Rather than blaming the other user group which shares the same resource as you, your attention should shift toward those who manage these fisheries and pose questions which have been avoided repeatedly. Instead of simply shut down the entire fishery, why are we not looking at different options to provide some angling opportunities while ensuring the sustainability of vulnerable species? Why aren’t the options of opening pink salmon for catching and releasing, or reducing the retention quota to 2, or 1 fish, being considered? What is the target quota given for the First Nations, is it a fixed number of fish per year, or is it a ratio that is adjusted based on the size of the runs? And are we expecting that target to be reached before we can expect a recreational fishing opening? Why are terminal fisheries for pink salmon in systems like Chilliwack/Vedder and Harrison Rivers not being made available, when the rationale of the closure is to protect Fraser River sockeye salmon? Why is the Tidal Fraser River not open for pink salmon when incidental by-catches of sockeye salmon are unheard of due to the specific fishing techniques being employed for pink salmon? Why is the retention of dead sockeye salmon being permitted now in some First Nations communal fisheries when their low returns are the reason behind recreational fishing closures?

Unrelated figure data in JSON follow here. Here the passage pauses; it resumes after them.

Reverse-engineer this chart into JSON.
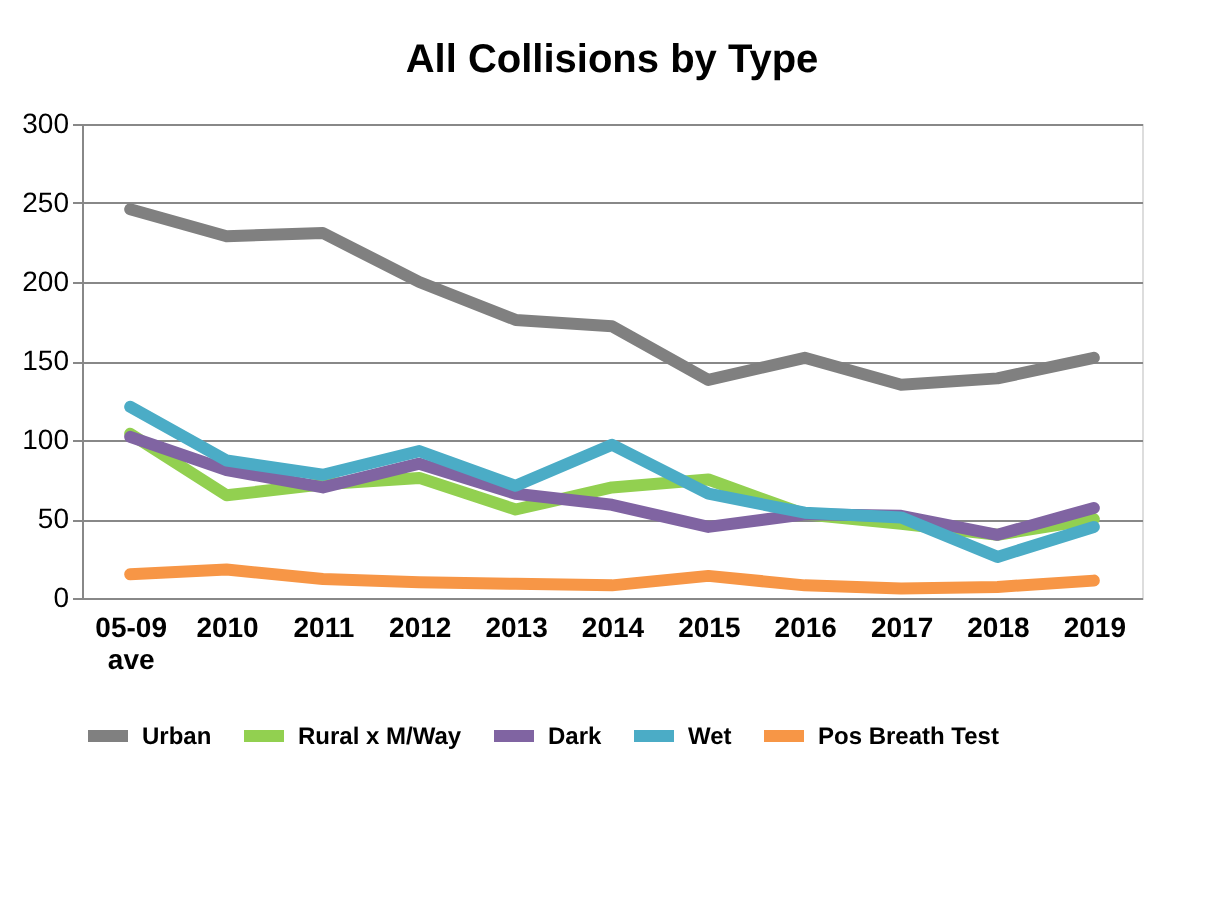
{
  "chart_data": {
    "type": "line",
    "title": "All Collisions by Type",
    "categories": [
      "05-09 ave",
      "2010",
      "2011",
      "2012",
      "2013",
      "2014",
      "2015",
      "2016",
      "2017",
      "2018",
      "2019"
    ],
    "series": [
      {
        "name": "Urban",
        "color": "#808080",
        "values": [
          246,
          229,
          231,
          200,
          176,
          172,
          138,
          152,
          135,
          139,
          152
        ]
      },
      {
        "name": "Rural x M/Way",
        "color": "#92d050",
        "values": [
          104,
          65,
          72,
          76,
          56,
          70,
          75,
          53,
          47,
          40,
          50
        ]
      },
      {
        "name": "Dark",
        "color": "#8064a2",
        "values": [
          102,
          81,
          70,
          85,
          66,
          59,
          45,
          53,
          52,
          40,
          57
        ]
      },
      {
        "name": "Wet",
        "color": "#4bacc6",
        "values": [
          121,
          87,
          78,
          93,
          71,
          97,
          66,
          54,
          51,
          26,
          45
        ]
      },
      {
        "name": "Pos Breath Test",
        "color": "#f79646",
        "values": [
          15,
          18,
          12,
          10,
          9,
          8,
          14,
          8,
          6,
          7,
          11
        ]
      }
    ],
    "ylim": [
      0,
      300
    ],
    "yticks": [
      0,
      50,
      100,
      150,
      200,
      250,
      300
    ],
    "grid": "y",
    "legend": "bottom",
    "marker": "none",
    "line_style": "solid"
  }
}
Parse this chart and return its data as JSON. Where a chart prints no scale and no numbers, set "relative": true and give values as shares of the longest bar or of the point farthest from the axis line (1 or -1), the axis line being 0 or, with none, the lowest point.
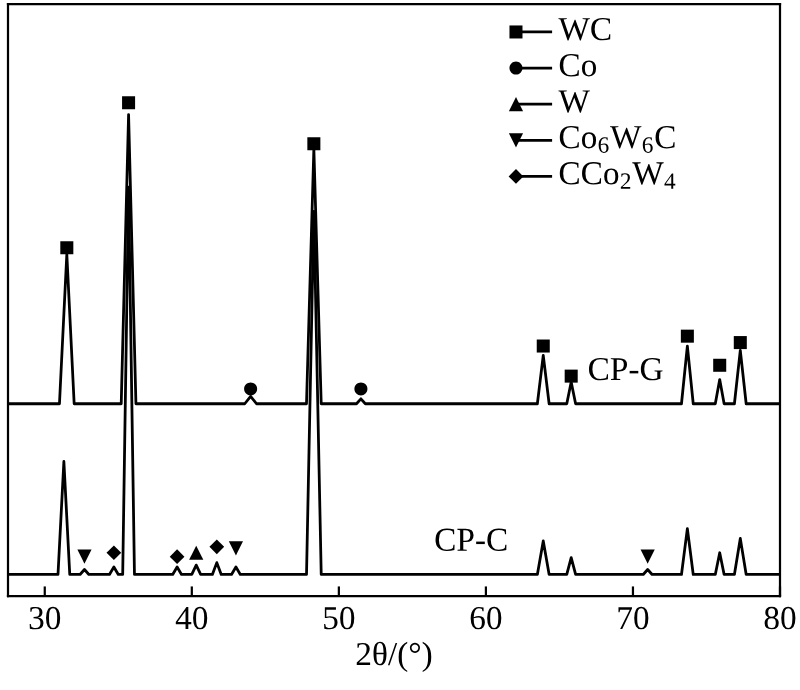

Instead of complaining about First Nations, the lack of fishing opportunities and wanting your licences refunded here, you should be phoning Barbara Mueller, the resource manager of Fraser River (604.666.2370) and Jennifer Nener (604-666-0789) at Fisheries and Oceans Canada, who should be able to answer these for you while you address your concerns. In the past several years, this community has seen a sharp decline in interest on recreational fishing among resource managers. Instead of answering questions, resource managers have taken the silent approach in the past two years. While conservation is priority to ensure the survival of future stocks, some management decisions being made are simply wrong and their socioeconomic impacts need to be addressed. When one user group is being shut out because it is the easiest way to avoid conflicts between groups, you’re simply sweeping the problems to the side which will keep growing. The recreational fishing community cannot stand by during these closures in the name of conservation while many signs indicate otherwise.